In my case, I decided not to apply for another term for many reasons including the increasing awareness of the tension between the ‘Establishment’ and ‘Activism’. The Establishment, by its very nature, wants to preserve the status quo whilst activists challenge things. Having been a part of the Establishment (in NHS management and the GMC) for over two decades, and whilst being proud of some of the achievements I realised that change is slow, and sometimes one has to go outside of the Establishment to move things along, or at least try. I felt that I had done as much as I could have within the GMC under the circumstances and could add more value from outside by doing both, helping to implement reforms such as for revalidation/FTP changes and by being a commentator/lobbyist.
I am pleased, and honoured, that the BAPIO Executive led by Ramesh Mehta has asked me to continue as Chairman for a second term.

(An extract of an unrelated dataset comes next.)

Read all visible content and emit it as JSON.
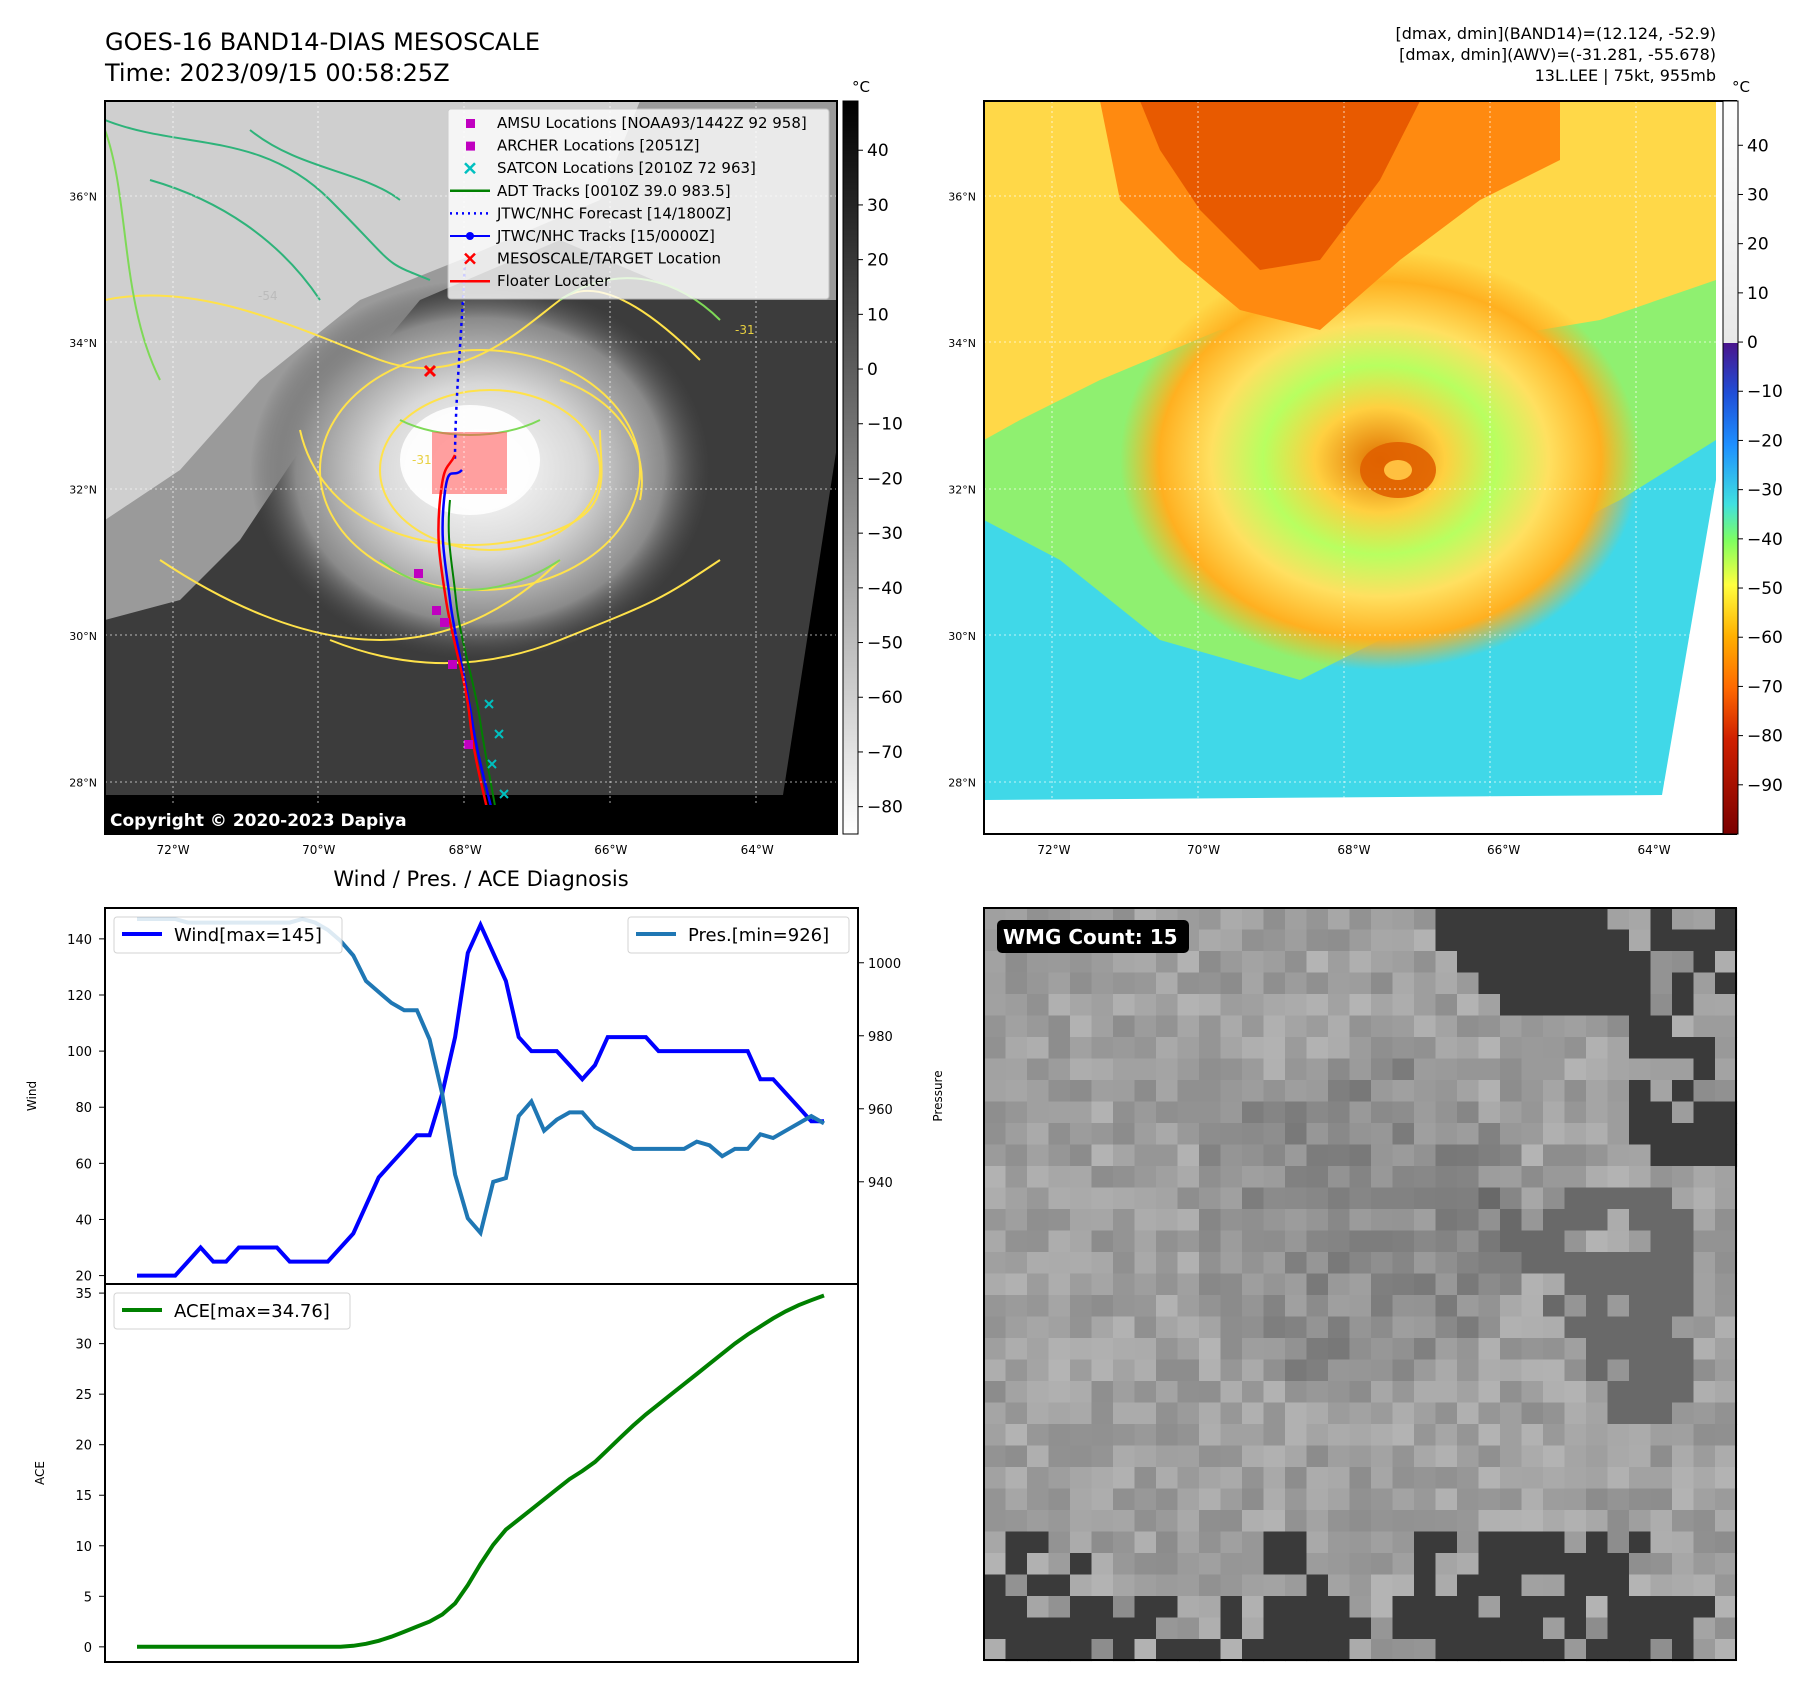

I realise that there is a lot to do to make IMGs, and all clinicians, feel supported in the NHS – I would like the Establishment to work with (to use the Darzi phrase of Co-Development) and not against doctors. Most doctors do not feel supported presently, and as a society we are in danger of proving William Carlos Williams right; he described doctors as “one upon whom we set our hopes when ill and our dogs when well”!
Perhaps in time (I am still young) and under different circumstances I may join the establishment again! For now, I wish the new Council members well and would encourage BME, and indeed all doctors, to join in whatever capacity they can- there are many ways they can contribute to the work of the GMC and the wider system of medical regulation and education. It can be challenging but it is also very rewarding work.
The views expressed here are personal. I am conscious that it is unusual to write such reflections, and some people may take the view that it is not the done thing. My response is that I wish more people did share their reflections
in the spirit of learning and to help others contemplating taking on such roles. I certainly have done it in that spirit and if I have given any offence then I apologise. I am grateful for the fellowship and support of many Council members and the staff.